Boston Red Sox – No. 79
- Pitcher
- Born: November 29, 1998 (age 27) Río Grande, Puerto Rico
- Bats: LeftThrows: Left

MLB debut
- June 24, 2024, for the San Francisco Giants

MLB statistics (through September 24, 2026)
- Win–loss record: 0–0
- Earned run average: 4.87
- Strikeouts: 14
- Stats at Baseball Reference

Teams
- San Francisco Giants (2024); Boston Red Sox (2026–present);

= Raymond Burgos =

Puerto Rican baseball player (born 1998)

Raymond Burgos (born November 29, 1998) is a Puerto Rican professional baseball pitcher for the Boston Red Sox of Major League Baseball (MLB). He has previously played in MLB for the San Francisco Giants.

==Career==
===Cleveland Indians / Guardians===
Burgos was drafted by the Cleveland Indians in the 18th round, with the 542nd overall selection, of the 2016 Major League Baseball draft. He underwent Tommy John surgery following the draft, and missed the entirety of the 2016 and 2017 seasons as a result.

Burgos made his professional debut in 2018, splitting the year between the rookie–level Arizona League Indians and Low–A Mahoning Valley Scrappers. In 13 games (9 starts) overall, he logged a 3.41 ERA with 67 strikeouts. Burgos began the 2019 season with the Single–A Lake County Captains, logging a 3.44 ERA in 8 starts before he suffered a season–ending triceps injury in May. He did not play in a game in 2020 due to the cancellation of the minor league season because of the COVID-19 pandemic.

Burgos returned to action in 2021, pitching in 6 games split between the rookie–level Arizona Complex League Indians and Lake County. He returned to Lake County in 2022, making 37 appearances out of the bullpen and accumulating an 8–3 record and 2.08 ERA with 67 strikeouts across 65 innings pitched. Burgos elected free agency following the season on November 10, 2022.

===San Francisco Giants===
On December 12, 2022, Burgos signed a minor league contract with the San Francisco Giants organization. He split the 2023 campaign between the Double–A Richmond Flying Squirrels and Triple–A Sacramento River Cats. In 37 appearances split between the two affiliates, Burgos compiled a 3.38 ERA with 54 strikeouts and 2 saves across 58 2/3 innings. He elected free agency following the season on November 6, 2023.

===Guerreros de Oaxaca===
On April 11, 2024, Burgos signed with the Guerreros de Oaxaca of the Mexican League. He made one appearances for the Guerreros, recording one scoreless inning of relief. Burgos was released by Oaxaca on April 15.

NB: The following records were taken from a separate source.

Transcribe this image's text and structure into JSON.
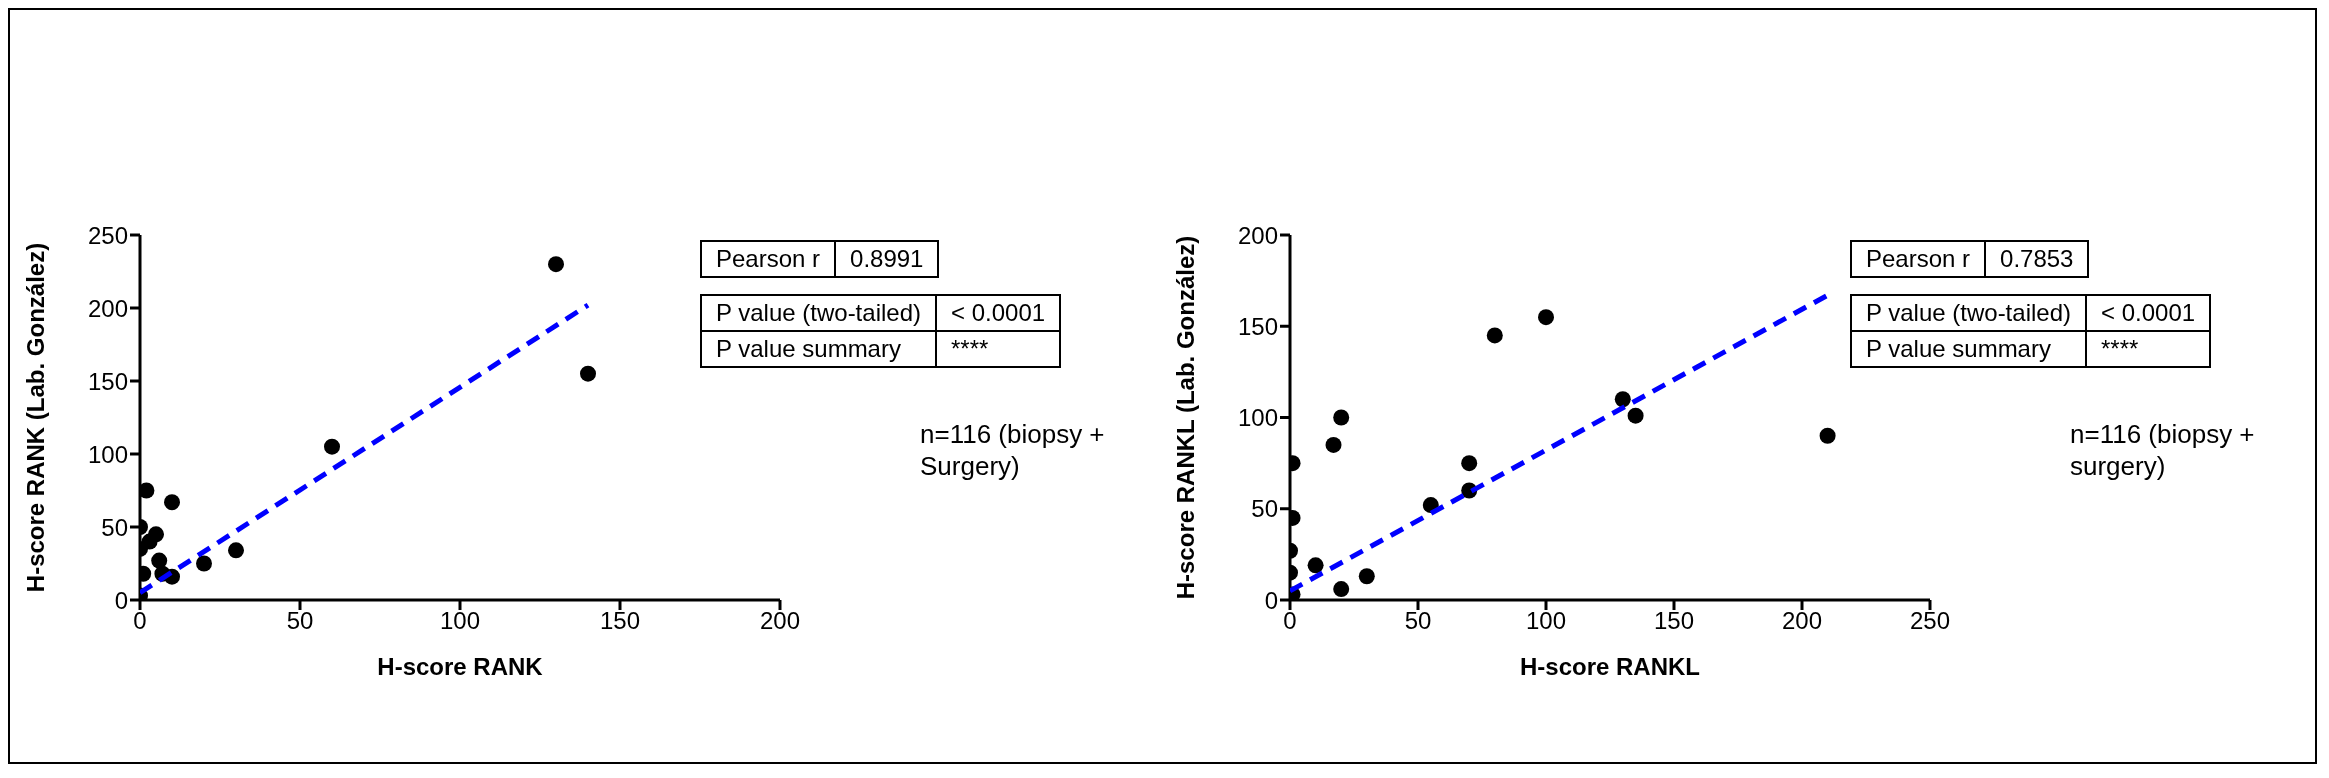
{
  "chart_data": [
    {
      "type": "scatter",
      "xlabel": "H-score RANK",
      "ylabel": "H-score RANK (Lab. González)",
      "xlim": [
        0,
        200
      ],
      "xticks": [
        0,
        50,
        100,
        150,
        200
      ],
      "ylim": [
        0,
        250
      ],
      "yticks": [
        0,
        50,
        100,
        150,
        200,
        250
      ],
      "marker": "circle",
      "series": [
        {
          "color": "#000000",
          "x": [
            0,
            1,
            0,
            0,
            2,
            3,
            5,
            6,
            7,
            10,
            10,
            20,
            30,
            60,
            130,
            140
          ],
          "values": [
            3,
            18,
            35,
            50,
            75,
            40,
            45,
            27,
            18,
            67,
            16,
            25,
            34,
            105,
            230,
            155
          ]
        },
        {
          "type": "line",
          "color": "#0000ff",
          "line_style": "dashed",
          "marker": "none",
          "x": [
            0,
            140
          ],
          "values": [
            5,
            202
          ]
        }
      ],
      "annotations": [
        "Pearson r",
        "0.8991",
        "P value (two-tailed)",
        "< 0.0001",
        "P value summary",
        "****",
        "n=116 (biopsy + Surgery)"
      ]
    },
    {
      "type": "scatter",
      "xlabel": "H-score RANKL",
      "ylabel": "H-score RANKL (Lab. González)",
      "xlim": [
        0,
        250
      ],
      "xticks": [
        0,
        50,
        100,
        150,
        200,
        250
      ],
      "ylim": [
        0,
        200
      ],
      "yticks": [
        0,
        50,
        100,
        150,
        200
      ],
      "marker": "circle",
      "series": [
        {
          "color": "#000000",
          "x": [
            1,
            0,
            0,
            1,
            1,
            10,
            17,
            20,
            20,
            30,
            55,
            70,
            70,
            80,
            100,
            130,
            135,
            210
          ],
          "values": [
            3,
            15,
            27,
            45,
            75,
            19,
            85,
            100,
            6,
            13,
            52,
            75,
            60,
            145,
            155,
            110,
            101,
            90
          ]
        },
        {
          "type": "line",
          "color": "#0000ff",
          "line_style": "dashed",
          "marker": "none",
          "x": [
            0,
            210
          ],
          "values": [
            5,
            167
          ]
        }
      ],
      "annotations": [
        "Pearson r",
        "0.7853",
        "P value (two-tailed)",
        "< 0.0001",
        "P value summary",
        "****",
        "n=116 (biopsy + surgery)"
      ]
    }
  ]
}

===San Francisco Giants (second stint)===
On April 18, 2024, Burgos signed a minor league contract with the San Francisco Giants. On June 24, Burgos was selected to the 40-man roster and promoted to the major leagues for the first time. He made his MLB debut that day against the Chicago Cubs, recording an inning of one–run ball with one strikeout and one walk. Burgos was designated for assignment following the promotion of Hayden Birdsong on June 26. He cleared waivers and was sent outright to the Triple–A Sacramento River Cats on July 1. Burgos elected free agency following the season on November 4.

On December 14, 2024, Burgos re–signed with the Giants on a minor league contract. In 26 appearances split between Sacramento and the Double-A Richmond Flying Squirrels, he posted a combined 1-2 record and 6.68 ERA with 34 strikeouts and one save across 32 1/3 innings pitched. Burgos was released by the Giants organization on August 4, 2025.

===Guerreros de Oaxaca (second stint)===
On December 12, 2025, Burgos signed with the Guerreros de Oaxaca of the Mexican League. Burgos made three starts for Oaxaca, recording a 5.25 ERA with eight strikeouts over 12 innings of work.

===Boston Red Sox===
On May 7, 2026, Burgos signed a minor league contract with the Boston Red Sox. He made 15 appearances (including 14 starts) for the Triple–A Worcester Red Sox, registering a 3–6 record and 5.63 ERA with 52 strikeouts over 64 innings of work. On August 7, Burgos was called up to the majors and earned his first career save by pitching three innings of relief against the Athletics.